桃色吐息
19
結局エイジ君は、一回家に帰ってからバイトにいくとかで、早めに蓮と一緒に帰ってしまった。

ちょっと寂しかったけど、今日は朝から一緒にいれて嬉しかったし、我慢しよう。




それより久々の女子会だ!


カオリさんとナホさんと三人で、一緒に原宿へ向かった。

まずはジャニーズショップに行きたいと言うので、付き合うことになる。


私は特に欲しいものはなかったんだけど、ビトの写真がいっぱいあって、なんだか懐かしい。

多分まだ私と付き合っていた頃の写真ばかりだ。

やっぱりいつ見ても、綺麗な顔だなぁ…



カオリさんは、隣にいっぱいある、アキラ君の写真を全部買いしていた。

コンサートとか見に行ったことあるはずなのに、アキラ君のことはとんど覚えていない。
ビトも仕事の仲間にはいっさい会わせてくれなかったしな。



買い物が終わり、私たちはそんなに有名ではないナホさんがオススメのパンケーキ屋さんに向かった。
まだブレイク前の店だから、そんなに並ばずに入れてちょっと安心。

名物は、スッゴくシンプルでふわふわのパンケーキ。
どうやって作るんだろうなぁ?
レシピには、ホエイミルクとか使ってるらしく、卵白はメレンゲにしてから加えているらしい。

うちでも試しにやってみようかな?
エイジ君食べてくれるかな?



カオリさんはさっき買った写真をずっと一枚づつ確認しながら眺めていた。

「これなんか良いわぁ…ビトもカッコ良いし。」

うっとり眺めている二人のツーショット写真は、本当にキラキラしている。

「なんだかホントに遠い人だったんだなって、今さら思いますよ。」

そう言うと、二人は、私が彼と付き合っていたってことを思い出してくれた。


「そうか、ビトと幼なじみだもんね、桃ちゃん。」

私にとっては、従兄弟みたいな感覚で、年に数回定期的に会う幼なじみで、当たり前のように好きだった。

今思い出すと、私は本当にビトに恋していたのかな?

中学に入って久しぶりにこっちに住むって言われたときは、本当にドキドキして、うれしかったのは覚えている。
でもそれは、とても仲良しなお友達が身近になるみたいな感覚だったんじゃないかしら。

エイジ君のことを好きになって、今まで感じだ事のない気持ちがいっぱい溢れてきて、ビトの時はこんな気持ちになったことはほとんどなかったなと思い返すんだ。

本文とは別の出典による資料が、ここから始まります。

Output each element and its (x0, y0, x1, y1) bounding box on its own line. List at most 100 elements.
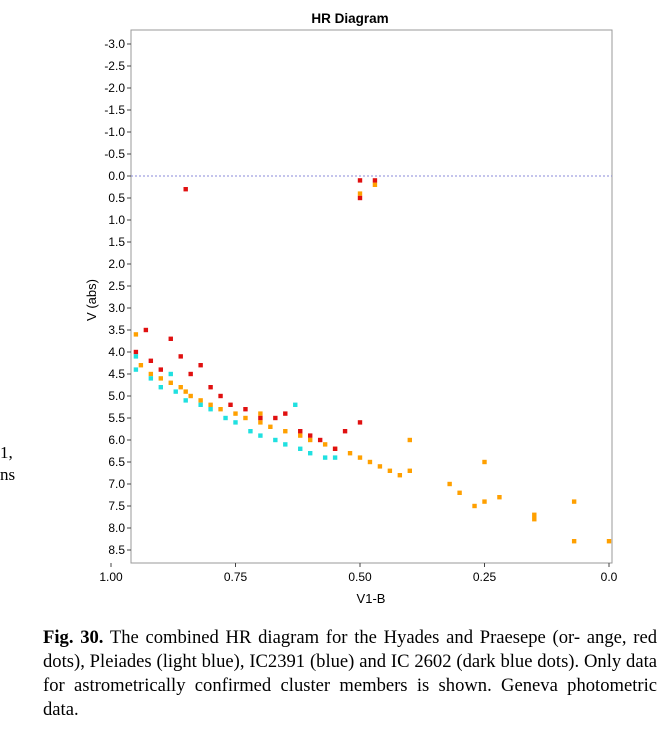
data-point (397, 473, 403, 478)
data-point (571, 539, 577, 544)
data-point (258, 433, 263, 438)
data-point (158, 385, 163, 390)
data-point (298, 429, 303, 434)
data-point (357, 191, 363, 196)
data-point (183, 398, 188, 403)
x-tick-label: 0.0 (601, 570, 618, 584)
data-point (571, 499, 577, 504)
data-point (273, 437, 278, 443)
cropped-text-fragment: 1, (0, 443, 13, 462)
data-point (208, 402, 213, 407)
data-point (308, 433, 313, 438)
y-tick-label: 8.5 (108, 543, 125, 557)
data-point (133, 367, 139, 372)
data-point (447, 481, 452, 487)
data-point (298, 433, 303, 438)
y-tick-label: -1.5 (104, 103, 125, 117)
data-point (198, 398, 203, 403)
hr-diagram-chart: HR Diagram -3.0 -2.5 -2.0 -1.5 -1.0 -0.5 0.0 0.… (84, 11, 618, 606)
data-point (133, 354, 139, 359)
data-point (482, 459, 487, 465)
data-point (283, 411, 288, 416)
data-point (532, 512, 537, 517)
data-point (342, 429, 348, 434)
data-point (322, 455, 328, 460)
y-tick-label: 6.5 (108, 455, 125, 469)
data-point (308, 451, 313, 456)
y-tick-label: 6.0 (108, 433, 125, 447)
data-points (133, 178, 612, 544)
cropped-text-fragment: ns (0, 465, 16, 484)
data-point (482, 499, 487, 504)
y-tick-label: 2.5 (108, 279, 125, 293)
data-point (208, 385, 213, 390)
x-tick-label: 0.75 (224, 570, 248, 584)
data-point (298, 446, 303, 451)
y-tick-label: 0.0 (108, 169, 125, 183)
y-tick-label: -2.5 (104, 59, 125, 73)
data-point (218, 393, 223, 399)
y-tick-label: -2.0 (104, 81, 125, 95)
data-point (148, 358, 154, 363)
data-point (357, 195, 363, 201)
y-tick-label: -1.0 (104, 125, 125, 139)
y-tick-label: 3.5 (108, 323, 125, 337)
data-point (532, 517, 537, 522)
data-point (158, 376, 163, 381)
y-tick-label: 8.0 (108, 521, 125, 535)
data-point (183, 389, 188, 394)
data-point (308, 437, 313, 443)
y-tick-label: -0.5 (104, 147, 125, 161)
data-point (188, 393, 193, 399)
data-point (148, 371, 154, 377)
y-tick-label: 2.0 (108, 257, 125, 271)
data-point (233, 420, 238, 425)
caption-label: Fig. 30. (43, 627, 104, 648)
data-point (457, 490, 462, 495)
data-point (293, 402, 298, 407)
data-point (387, 468, 393, 473)
data-point (258, 420, 263, 425)
data-point (497, 495, 502, 500)
data-point (138, 363, 144, 368)
x-tick-label: 0.50 (348, 570, 372, 584)
data-point (347, 451, 353, 456)
data-point (228, 402, 233, 407)
data-point (258, 415, 263, 421)
data-point (223, 415, 228, 421)
y-tick-label: 1.0 (108, 213, 125, 227)
data-point (372, 178, 378, 183)
data-point (357, 178, 363, 183)
x-axis-ticks: 1.751.501.251.000.750.500.250.0 (99, 563, 618, 584)
data-point (372, 182, 378, 187)
data-point (173, 389, 178, 394)
data-point (357, 420, 363, 425)
data-point (273, 415, 278, 421)
y-tick-label: 7.5 (108, 499, 125, 513)
data-point (377, 464, 383, 469)
y-tick-label: 5.0 (108, 389, 125, 403)
plot-area (130, 29, 613, 564)
y-tick-label: 1.5 (108, 235, 125, 249)
data-point (407, 437, 412, 443)
data-point (248, 429, 253, 434)
data-point (317, 437, 323, 443)
data-point (332, 455, 338, 460)
data-point (233, 411, 238, 416)
data-point (243, 407, 248, 412)
data-point (168, 371, 173, 377)
y-tick-label: -3.0 (104, 37, 125, 51)
data-point (143, 327, 149, 333)
data-point (407, 468, 412, 473)
y-tick-label: 4.5 (108, 367, 125, 381)
data-point (208, 407, 213, 412)
data-point (198, 402, 203, 407)
data-point (218, 407, 223, 412)
data-point (367, 459, 373, 465)
data-point (168, 380, 173, 385)
data-point (472, 503, 477, 509)
data-point (258, 411, 263, 416)
data-point (188, 371, 193, 377)
y-axis-label: V (abs) (84, 279, 99, 321)
data-point (198, 363, 203, 368)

「でもさ、あんな大人気なアイドルと付き合ってたって、大変だったでしょう。」

ナホさんがそんな風に言ってくれるから、素直にうなづいていた。


「そうですね、いっぱいファンの人に意地悪されたし、ずっと表に出られなかったですからね。
学校とうちの往復だけで、ずっと引きこもりでしたから・・・」


それは、お父さんみたくただゲームがしたいからとかじゃなくて、やりたいこともなくずっと家に篭っていなきゃいけないのは、今思い出すとつまらなかったな・・・

あの時は、それが当たり前すぎて、きっと感覚が麻痺していたんだ。



「だから、今日は凄く嬉しいんです。
ビトと別れてから、友達とも色んな所に遊びにいけたり、こうやってスイーツ食べ歩きできたり、ホント嬉しくて・・・」


ヤダ、何だか嬉しすぎて潤んできてしまう・・・


「桃ちゃん、うちらでよかったらさ、またいつでも付き合うからね!
あ、そうだ、今度エイジ君のお父さんのお店行こうよ!この前蓮と行ったんだよ。」

カオリさんは、ほんとのお姉ちゃんみたいで、何だか優しくて大好きだ。